A large, multinational cooperation wants to enable it's executives to get more creative in pursuing the companies goals. So an internal prediction market is established:
- starting at lower management, part of the salary is not paid directly but in form of tokens for a company-internal prediction market
- managers bet on real world events and outcomes of the companies projects, if and when they happen (will x win this election? will the second quarter be beter or worse then the first? will department y finish project z on time and on budget?)
- payouts are paid in real money
- only participants can see the bets, each bet is anonymous (the betting office is it's own legal entity, though of course once the payouts reach the winner of a bet banks, law enforcmeent or management high enough up the food chain could break the anonymity)

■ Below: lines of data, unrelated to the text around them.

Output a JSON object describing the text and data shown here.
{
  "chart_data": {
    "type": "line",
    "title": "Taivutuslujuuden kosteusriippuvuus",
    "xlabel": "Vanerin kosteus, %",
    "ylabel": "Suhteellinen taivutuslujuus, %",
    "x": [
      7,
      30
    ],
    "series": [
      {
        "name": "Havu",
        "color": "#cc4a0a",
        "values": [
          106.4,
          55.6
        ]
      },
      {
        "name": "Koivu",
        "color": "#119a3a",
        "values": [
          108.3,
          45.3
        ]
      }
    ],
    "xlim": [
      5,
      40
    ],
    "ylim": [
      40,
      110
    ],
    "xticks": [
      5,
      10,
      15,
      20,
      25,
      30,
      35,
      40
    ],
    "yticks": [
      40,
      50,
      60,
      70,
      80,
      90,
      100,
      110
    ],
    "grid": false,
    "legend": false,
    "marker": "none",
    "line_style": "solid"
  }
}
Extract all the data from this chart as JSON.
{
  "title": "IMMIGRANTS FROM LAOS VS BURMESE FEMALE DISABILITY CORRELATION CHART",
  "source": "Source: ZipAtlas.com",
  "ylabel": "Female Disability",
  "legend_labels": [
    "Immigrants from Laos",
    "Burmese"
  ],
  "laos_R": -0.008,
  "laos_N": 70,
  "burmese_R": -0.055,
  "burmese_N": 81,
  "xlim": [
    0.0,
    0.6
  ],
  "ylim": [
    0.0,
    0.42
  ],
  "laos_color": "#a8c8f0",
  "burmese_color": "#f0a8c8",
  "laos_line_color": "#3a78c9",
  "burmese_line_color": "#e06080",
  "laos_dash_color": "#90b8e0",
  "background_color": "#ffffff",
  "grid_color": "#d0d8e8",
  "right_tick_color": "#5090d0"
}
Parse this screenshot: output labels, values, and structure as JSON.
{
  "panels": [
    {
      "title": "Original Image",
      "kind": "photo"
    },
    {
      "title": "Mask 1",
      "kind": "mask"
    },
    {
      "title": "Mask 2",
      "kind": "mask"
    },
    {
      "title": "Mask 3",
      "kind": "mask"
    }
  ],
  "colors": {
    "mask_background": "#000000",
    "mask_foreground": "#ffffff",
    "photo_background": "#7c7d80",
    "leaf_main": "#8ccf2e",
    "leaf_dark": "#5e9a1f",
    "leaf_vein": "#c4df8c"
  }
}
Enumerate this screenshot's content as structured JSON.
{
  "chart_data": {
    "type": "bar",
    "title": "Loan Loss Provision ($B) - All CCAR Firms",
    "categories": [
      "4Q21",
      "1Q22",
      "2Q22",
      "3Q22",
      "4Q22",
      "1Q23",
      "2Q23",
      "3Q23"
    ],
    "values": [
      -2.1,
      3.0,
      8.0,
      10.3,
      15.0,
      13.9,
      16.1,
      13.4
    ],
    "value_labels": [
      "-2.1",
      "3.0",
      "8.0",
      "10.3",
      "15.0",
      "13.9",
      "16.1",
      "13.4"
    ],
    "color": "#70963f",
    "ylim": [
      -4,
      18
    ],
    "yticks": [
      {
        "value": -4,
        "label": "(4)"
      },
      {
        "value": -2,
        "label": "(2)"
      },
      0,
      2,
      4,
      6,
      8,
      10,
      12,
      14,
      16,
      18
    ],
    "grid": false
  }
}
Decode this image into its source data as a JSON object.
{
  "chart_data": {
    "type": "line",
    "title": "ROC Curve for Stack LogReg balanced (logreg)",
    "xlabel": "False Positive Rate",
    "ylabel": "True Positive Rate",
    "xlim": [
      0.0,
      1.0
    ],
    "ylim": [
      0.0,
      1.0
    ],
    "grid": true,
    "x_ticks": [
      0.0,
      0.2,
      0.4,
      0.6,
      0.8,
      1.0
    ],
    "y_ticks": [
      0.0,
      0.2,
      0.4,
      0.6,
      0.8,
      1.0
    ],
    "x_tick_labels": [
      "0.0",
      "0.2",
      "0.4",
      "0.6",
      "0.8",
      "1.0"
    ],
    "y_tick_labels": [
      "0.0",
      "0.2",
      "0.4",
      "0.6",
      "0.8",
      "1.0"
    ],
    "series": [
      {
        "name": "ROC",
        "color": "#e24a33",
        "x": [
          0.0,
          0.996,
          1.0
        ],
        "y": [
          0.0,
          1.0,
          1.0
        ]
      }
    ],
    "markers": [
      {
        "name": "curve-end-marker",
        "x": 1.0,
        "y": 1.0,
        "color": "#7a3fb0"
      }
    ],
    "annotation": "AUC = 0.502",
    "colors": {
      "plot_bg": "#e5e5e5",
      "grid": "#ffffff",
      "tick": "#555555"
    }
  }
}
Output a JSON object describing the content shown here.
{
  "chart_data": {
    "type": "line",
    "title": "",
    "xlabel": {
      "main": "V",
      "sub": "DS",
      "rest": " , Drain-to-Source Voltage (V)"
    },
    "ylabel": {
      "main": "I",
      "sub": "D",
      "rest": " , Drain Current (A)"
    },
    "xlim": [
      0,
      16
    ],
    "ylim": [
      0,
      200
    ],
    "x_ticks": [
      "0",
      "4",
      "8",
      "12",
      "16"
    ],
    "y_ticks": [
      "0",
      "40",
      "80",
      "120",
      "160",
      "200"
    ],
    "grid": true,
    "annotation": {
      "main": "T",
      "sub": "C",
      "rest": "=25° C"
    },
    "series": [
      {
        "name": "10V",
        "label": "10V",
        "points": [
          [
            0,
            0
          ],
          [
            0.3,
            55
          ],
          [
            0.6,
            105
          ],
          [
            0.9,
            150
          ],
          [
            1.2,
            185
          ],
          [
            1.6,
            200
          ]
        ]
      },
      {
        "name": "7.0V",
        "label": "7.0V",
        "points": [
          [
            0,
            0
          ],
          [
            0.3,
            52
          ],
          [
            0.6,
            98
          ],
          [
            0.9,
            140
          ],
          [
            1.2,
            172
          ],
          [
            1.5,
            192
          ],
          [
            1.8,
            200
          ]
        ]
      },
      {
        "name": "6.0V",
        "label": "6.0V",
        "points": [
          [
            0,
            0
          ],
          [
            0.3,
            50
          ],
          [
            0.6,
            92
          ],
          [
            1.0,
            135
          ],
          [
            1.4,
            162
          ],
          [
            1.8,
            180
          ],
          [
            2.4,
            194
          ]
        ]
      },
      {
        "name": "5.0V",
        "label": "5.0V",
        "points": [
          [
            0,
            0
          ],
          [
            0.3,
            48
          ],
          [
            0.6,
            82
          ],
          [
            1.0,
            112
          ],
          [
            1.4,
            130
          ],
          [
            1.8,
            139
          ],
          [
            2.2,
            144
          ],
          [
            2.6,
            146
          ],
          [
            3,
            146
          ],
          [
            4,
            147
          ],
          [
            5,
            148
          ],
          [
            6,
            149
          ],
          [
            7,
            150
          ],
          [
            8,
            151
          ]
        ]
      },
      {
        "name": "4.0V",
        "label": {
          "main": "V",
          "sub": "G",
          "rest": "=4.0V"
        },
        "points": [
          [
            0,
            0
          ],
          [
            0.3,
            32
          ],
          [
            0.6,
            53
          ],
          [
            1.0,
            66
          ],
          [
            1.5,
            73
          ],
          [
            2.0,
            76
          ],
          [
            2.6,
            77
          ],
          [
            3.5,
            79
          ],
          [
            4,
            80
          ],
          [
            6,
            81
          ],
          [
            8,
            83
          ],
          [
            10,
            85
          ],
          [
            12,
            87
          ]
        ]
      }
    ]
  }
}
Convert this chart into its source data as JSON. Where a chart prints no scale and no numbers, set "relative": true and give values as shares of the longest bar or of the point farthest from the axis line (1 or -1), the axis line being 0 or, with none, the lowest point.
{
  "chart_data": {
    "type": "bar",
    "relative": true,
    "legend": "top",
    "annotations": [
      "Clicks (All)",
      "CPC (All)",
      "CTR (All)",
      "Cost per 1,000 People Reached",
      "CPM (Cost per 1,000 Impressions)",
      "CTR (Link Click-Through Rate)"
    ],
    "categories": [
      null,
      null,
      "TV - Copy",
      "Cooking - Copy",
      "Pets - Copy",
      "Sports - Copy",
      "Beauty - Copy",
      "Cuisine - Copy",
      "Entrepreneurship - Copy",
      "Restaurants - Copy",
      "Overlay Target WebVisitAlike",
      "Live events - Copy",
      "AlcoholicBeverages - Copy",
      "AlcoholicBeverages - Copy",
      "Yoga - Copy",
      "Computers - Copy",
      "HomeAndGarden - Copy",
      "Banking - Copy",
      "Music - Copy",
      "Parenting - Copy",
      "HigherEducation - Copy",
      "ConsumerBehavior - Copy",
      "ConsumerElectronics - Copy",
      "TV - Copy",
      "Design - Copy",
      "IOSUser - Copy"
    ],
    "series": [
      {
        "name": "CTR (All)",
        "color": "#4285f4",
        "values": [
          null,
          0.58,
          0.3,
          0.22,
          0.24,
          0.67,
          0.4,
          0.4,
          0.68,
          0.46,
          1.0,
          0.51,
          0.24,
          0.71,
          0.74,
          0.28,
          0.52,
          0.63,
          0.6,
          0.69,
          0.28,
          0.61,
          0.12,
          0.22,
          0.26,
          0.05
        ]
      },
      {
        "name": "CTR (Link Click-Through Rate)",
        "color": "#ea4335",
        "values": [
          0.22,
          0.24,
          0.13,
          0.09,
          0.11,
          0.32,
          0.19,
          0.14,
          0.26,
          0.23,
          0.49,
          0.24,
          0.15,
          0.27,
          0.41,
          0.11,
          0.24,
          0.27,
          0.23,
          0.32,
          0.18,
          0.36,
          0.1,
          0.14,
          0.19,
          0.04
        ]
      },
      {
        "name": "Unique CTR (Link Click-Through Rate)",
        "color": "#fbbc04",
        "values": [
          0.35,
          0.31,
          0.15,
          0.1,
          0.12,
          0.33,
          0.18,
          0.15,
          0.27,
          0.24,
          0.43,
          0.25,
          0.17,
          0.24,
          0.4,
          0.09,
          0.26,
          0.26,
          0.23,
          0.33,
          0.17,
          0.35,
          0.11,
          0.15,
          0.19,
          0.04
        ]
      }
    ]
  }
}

- the overt motivation is that it forces managers to think hard, with skin in the game, about the outcomes of actions, including their own
- the thing is - ostensibly - anonymous so a junior executive can bet against their managers project if they think it will fail, without fear of reprisal
- the actual goals is a sort of assassination market - Bob bets on a certain sale happening within a specific week, then goes on to bribe the procurement person on the clients side with his own money to make it happen
- to make this work, senior executives and major stakeholders also "play" in the prediction market, betting against outcomes they want (like Bob making the sale) to ensure that initiative shown is rewarded
- If Bob gets caught, he's immediately thrown under the bus - clear breach of the compliance handbook, how is it the companies fault what he does with the money earned in the prediction market etc.
A law against such a prediction market can surely be written, or has been written. That's not what this question is about. The question is, how could someone game this system (possibly using the contradiction between the overt function where everyone bets on what they think will happen and the covert function where everyone bets against outcomes they want) to get rich in a way that is not in the shareholders interest?